Nicaragua's leftist president, Daniel Ortega, who led Latin America's last successful armed Marxist revolution, is billing himself as peacemaker between the Revolutionary Armed Forces of Colombia (FARC) and the government of Colombian President Alvaro Uribe.

Colombia says Mr. Ortega's help is not needed, nor is it welcome.

"I tell our brothers in FARC that I am willing to offer my support for a serious peace initiative in Colombia," Mr. Ortega told a political rally last month, in which he proposed himself as a mediator in the 44-year-old conflict.

Mr. Ortega made the offer despite strong objections from Mr. Uribe's government, which has scored a string of victories against the Marxist-inspired FARC.

Nicaragua's main newspaper, La Prensa, reported last month that top FARC leaders were invited to attend official celebrations commemorating the 1979 victory of Mr. Ortega's ruling Sandinista National Liberation Front over U.S.-backed President Anastasio Somoza in a bloody civil war.

La Prensa also reported that the FARC delegation arrived in Nicaragua clandestinely on July 17 aboard a Cessna plane belonging to Venezuela's state-run oil company, Petroleos de Venezuela S.A.

Nicaraguan officials denied the report, which has never been confirmed.

Nevertheless, the report was enough to draw vehement protests from the Colombian government, which accused Nicaragua of "transiting of terrorists" and requested an international police investigation.

Nicaraguan opposition lawmaker Wilfredo Navarro said six rebel leaders, including FARC's chairman, Alfonso Cano, had met with Mr. Ortega in Nicaragua.

"The Colombian government does not authorize or support any move which Mr. Ortega may promote with FARC," Colombian Foreign Minister Jaime Bermudez said in response to the charge.

Mediation attempts by Mr. Ortega's close ally, Venezuelan President Hugo Chavez, as well as French President Nicolas Sarkozy and Swiss negotiators, have failed.

None has bridged irreconcilable differences between the Marxist rebels and Colombia's right-wing president. Mr. Uribe and the U.S. consider FARC to be a terrorist organization and accuse the group of drug trafficking.

FARC has demanded to be recognized as a legitimate army with "belligerent status" and to be given a portion of Colombian territory before peace negotiations can take place.

A political solution can be reached only with another government, FARC leader Ivan Marquez said on Venezuelan state television last week.

Mr. Chavez was embarrassed by e-mails recently discovered in captured FARC computers, which claimed that he had offered the group $300 million as well as arms when he tried to bargain for the release of kidnap victims earlier in the year. The Colombian government estimates that FARC is holding up to 700 hostages.

French-sponsored hostage negotiations were similarly bested by the Colombian army, which rescued long-held FARC captive Ingrid Betancourt, a dual French-Colombian national, and 14 other hostages, including three Americans, through an intelligence operation July 2.

Mr.
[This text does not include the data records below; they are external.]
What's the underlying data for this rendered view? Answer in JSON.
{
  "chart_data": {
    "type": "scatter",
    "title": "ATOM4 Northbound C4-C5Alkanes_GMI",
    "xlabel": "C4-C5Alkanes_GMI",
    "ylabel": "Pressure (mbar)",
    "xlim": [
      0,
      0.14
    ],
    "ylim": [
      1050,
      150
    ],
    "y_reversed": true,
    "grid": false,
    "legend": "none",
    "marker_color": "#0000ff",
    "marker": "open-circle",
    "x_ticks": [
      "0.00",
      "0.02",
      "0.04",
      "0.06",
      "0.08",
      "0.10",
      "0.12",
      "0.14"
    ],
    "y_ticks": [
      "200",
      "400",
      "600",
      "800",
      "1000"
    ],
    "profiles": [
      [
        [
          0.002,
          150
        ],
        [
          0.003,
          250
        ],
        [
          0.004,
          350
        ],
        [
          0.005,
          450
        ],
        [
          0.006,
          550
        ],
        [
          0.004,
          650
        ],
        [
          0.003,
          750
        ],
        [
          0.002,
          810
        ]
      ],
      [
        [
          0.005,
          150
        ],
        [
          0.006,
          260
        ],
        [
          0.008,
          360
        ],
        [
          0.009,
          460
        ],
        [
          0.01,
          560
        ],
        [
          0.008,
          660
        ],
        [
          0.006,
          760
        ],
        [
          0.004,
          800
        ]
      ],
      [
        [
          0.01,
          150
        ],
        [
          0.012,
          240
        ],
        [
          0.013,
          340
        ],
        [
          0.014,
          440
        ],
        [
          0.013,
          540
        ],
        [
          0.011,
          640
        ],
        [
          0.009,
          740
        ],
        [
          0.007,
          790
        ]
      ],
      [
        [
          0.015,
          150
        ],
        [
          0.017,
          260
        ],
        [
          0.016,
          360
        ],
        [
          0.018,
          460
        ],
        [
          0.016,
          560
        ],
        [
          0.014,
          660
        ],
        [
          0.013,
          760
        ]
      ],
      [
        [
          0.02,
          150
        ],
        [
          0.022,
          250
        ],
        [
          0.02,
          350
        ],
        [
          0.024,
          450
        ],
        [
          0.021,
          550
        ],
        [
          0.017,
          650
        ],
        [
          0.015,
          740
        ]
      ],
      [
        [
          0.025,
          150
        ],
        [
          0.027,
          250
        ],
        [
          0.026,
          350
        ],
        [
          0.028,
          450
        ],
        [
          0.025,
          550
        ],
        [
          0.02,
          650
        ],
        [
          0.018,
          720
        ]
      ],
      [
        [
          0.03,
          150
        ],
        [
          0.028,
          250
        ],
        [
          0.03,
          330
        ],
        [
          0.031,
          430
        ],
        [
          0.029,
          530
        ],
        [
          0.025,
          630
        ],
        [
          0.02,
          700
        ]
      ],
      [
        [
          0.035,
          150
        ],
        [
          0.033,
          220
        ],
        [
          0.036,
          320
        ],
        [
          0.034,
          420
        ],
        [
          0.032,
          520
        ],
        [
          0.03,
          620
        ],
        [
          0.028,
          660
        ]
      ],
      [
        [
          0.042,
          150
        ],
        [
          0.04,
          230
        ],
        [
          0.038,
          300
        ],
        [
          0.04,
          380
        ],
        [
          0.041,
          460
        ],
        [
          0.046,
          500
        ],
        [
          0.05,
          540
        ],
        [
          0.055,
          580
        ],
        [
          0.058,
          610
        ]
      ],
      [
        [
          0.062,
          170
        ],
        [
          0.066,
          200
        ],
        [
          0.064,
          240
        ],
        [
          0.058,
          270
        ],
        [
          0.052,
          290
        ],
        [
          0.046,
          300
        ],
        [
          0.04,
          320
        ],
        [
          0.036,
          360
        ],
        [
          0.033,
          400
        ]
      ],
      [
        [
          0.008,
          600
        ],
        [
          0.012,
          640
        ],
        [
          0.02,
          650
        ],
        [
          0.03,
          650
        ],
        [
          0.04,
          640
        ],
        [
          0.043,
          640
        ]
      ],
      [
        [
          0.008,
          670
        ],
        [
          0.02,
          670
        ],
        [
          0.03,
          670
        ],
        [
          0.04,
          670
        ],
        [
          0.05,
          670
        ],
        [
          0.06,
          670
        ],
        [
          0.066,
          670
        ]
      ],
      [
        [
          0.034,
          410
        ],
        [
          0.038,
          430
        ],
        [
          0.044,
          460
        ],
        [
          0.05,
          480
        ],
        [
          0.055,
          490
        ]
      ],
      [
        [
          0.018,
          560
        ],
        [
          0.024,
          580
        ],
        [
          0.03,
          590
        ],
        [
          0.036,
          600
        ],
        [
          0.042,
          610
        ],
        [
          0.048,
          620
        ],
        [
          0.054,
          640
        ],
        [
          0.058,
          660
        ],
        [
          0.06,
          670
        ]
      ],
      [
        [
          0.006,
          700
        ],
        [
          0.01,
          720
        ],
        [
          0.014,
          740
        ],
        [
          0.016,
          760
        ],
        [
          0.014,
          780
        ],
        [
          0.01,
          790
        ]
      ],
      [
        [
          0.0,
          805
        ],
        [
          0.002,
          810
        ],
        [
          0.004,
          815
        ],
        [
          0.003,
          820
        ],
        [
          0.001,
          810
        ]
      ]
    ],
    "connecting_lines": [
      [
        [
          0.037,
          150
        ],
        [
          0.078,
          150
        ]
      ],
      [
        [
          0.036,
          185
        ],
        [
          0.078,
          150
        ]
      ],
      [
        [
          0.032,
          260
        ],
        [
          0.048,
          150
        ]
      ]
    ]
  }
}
Ortega boasts about having a special affinity with FARC. He has called the group's decades-long struggle legitimate and has compared it to the armed uprising that he led in Nicaragua during the 1970s.

As leader of Latin America's only successful Marxist guerrilla takeover in Latin America since Fidel Castro's 1959 revolution in Cuba, Mr. Ortega provided a base for leftist insurgencies in neighboring countries throughout the 1980s.

The U.S. government retaliated by arming and funding right-wing Contra rebels.

Mr. Ortega voluntarily agreed to hold elections in 1988, which he lost, and remained in the opposition until finally winning a presidential election by popular vote on his fourth attempt in 2006.